The English Ministers General (Alberto da Pisa-1239-1240)
and
Haymo Faversham-1240-1243) and the Clericalization of the Order
q The next
Minister General Alberto da Pisa (1239-1240), Minister Provincial in
England. After his death Haymo of
Faversham (1240-1243) was elected Minister General. He excluded all lay
brothers from holding posts of government in the Order due to their experience
with Br. Elias. The process of
clericalization of the Order was underway.
q The next
Minister General was Crescenzio da Jesi (or Iesi), from the Marche region in
Italy (1243-1247). On 14 November 1245
Pope Innocent IV promulgated the Bull: Ordinem vestrum. In it he gave authority to the “nuntius”
to hold money on behalf of the friars not only for necessity, but also for
convenience. The ownership of the
order’s possessions remained in the hands of the Pope unless the donor
expressly reserved for himself the right of ownership.
q During the
General Chapter of Genoa in 1244, Crescenzio asked the friars who had known St.
Francis personally to hand in their written memories to him. On 11 August 1246, the three companions of
St. Francis, Leo, Rufino and Angelo, from the hermitage of Greccio, sent a
letter to the Minister General, together with the material they wrote (“florilegium”).
q During the same
time Crescenzio asked Br. Tomas of Celano to write a second biography of St.

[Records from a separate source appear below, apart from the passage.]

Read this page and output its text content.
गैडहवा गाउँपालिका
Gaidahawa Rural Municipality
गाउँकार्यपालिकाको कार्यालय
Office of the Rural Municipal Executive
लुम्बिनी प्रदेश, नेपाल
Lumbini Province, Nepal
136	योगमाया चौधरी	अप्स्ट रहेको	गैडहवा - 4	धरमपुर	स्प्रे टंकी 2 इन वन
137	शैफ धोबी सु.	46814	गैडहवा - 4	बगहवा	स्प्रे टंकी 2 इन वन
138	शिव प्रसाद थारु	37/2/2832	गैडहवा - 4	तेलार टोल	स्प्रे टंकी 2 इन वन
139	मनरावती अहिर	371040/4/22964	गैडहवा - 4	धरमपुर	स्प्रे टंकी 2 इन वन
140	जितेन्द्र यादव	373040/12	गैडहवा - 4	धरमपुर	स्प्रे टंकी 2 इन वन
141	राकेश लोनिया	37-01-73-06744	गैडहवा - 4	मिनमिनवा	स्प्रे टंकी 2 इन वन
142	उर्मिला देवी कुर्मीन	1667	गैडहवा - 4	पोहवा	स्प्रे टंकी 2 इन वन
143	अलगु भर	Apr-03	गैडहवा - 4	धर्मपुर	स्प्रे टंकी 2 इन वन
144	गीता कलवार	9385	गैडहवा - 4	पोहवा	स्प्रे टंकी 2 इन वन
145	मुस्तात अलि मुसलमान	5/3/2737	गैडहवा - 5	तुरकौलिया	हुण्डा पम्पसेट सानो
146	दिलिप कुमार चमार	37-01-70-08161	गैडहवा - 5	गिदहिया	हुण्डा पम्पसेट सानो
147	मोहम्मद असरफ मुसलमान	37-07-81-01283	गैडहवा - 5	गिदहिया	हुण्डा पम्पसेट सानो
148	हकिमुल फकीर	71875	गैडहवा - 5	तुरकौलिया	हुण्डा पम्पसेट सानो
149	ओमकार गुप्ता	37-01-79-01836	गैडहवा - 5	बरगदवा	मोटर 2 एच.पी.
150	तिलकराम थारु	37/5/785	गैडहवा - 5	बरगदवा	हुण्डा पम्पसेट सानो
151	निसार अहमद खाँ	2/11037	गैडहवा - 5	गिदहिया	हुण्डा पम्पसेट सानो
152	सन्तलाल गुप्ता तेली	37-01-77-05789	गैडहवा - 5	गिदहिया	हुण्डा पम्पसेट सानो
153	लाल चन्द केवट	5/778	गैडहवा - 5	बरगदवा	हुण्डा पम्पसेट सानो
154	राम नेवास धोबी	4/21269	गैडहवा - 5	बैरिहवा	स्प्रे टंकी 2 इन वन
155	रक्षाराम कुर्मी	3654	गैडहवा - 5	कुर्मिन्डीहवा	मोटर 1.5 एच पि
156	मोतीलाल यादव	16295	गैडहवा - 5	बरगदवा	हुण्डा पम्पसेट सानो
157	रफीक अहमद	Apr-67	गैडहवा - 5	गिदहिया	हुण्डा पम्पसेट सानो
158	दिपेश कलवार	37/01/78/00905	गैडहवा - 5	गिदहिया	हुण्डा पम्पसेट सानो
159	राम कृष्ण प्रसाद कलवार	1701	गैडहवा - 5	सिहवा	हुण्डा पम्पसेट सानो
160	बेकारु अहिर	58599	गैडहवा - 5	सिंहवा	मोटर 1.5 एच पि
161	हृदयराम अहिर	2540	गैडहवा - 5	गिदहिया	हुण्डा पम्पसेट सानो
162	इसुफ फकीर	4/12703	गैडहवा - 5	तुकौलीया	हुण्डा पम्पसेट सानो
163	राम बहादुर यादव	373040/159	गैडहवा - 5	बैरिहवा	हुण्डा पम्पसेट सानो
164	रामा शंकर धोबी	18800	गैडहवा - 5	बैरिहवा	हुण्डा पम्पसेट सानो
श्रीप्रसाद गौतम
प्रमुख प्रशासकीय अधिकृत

Francis, which was ready the following year.
Celano certainly made use of the documentary evidence of the three
companions. Although this evidence is
lost, Franciscan scholars have tried to trace it in various late 13th century
compilations; L3S, LegPer, AC, SpecPerf, as well as in IICel.
q In 1242 the four
Masters of the University of Paris – Alexander of Hales, Jean de la Rochelle,
Robert of Bascia, and Eudes Rigaud, wrote the Expositio Quatuor Magistrorum
super Regulam Fratrum Minorum, a famous commentary on the Franciscan Rule.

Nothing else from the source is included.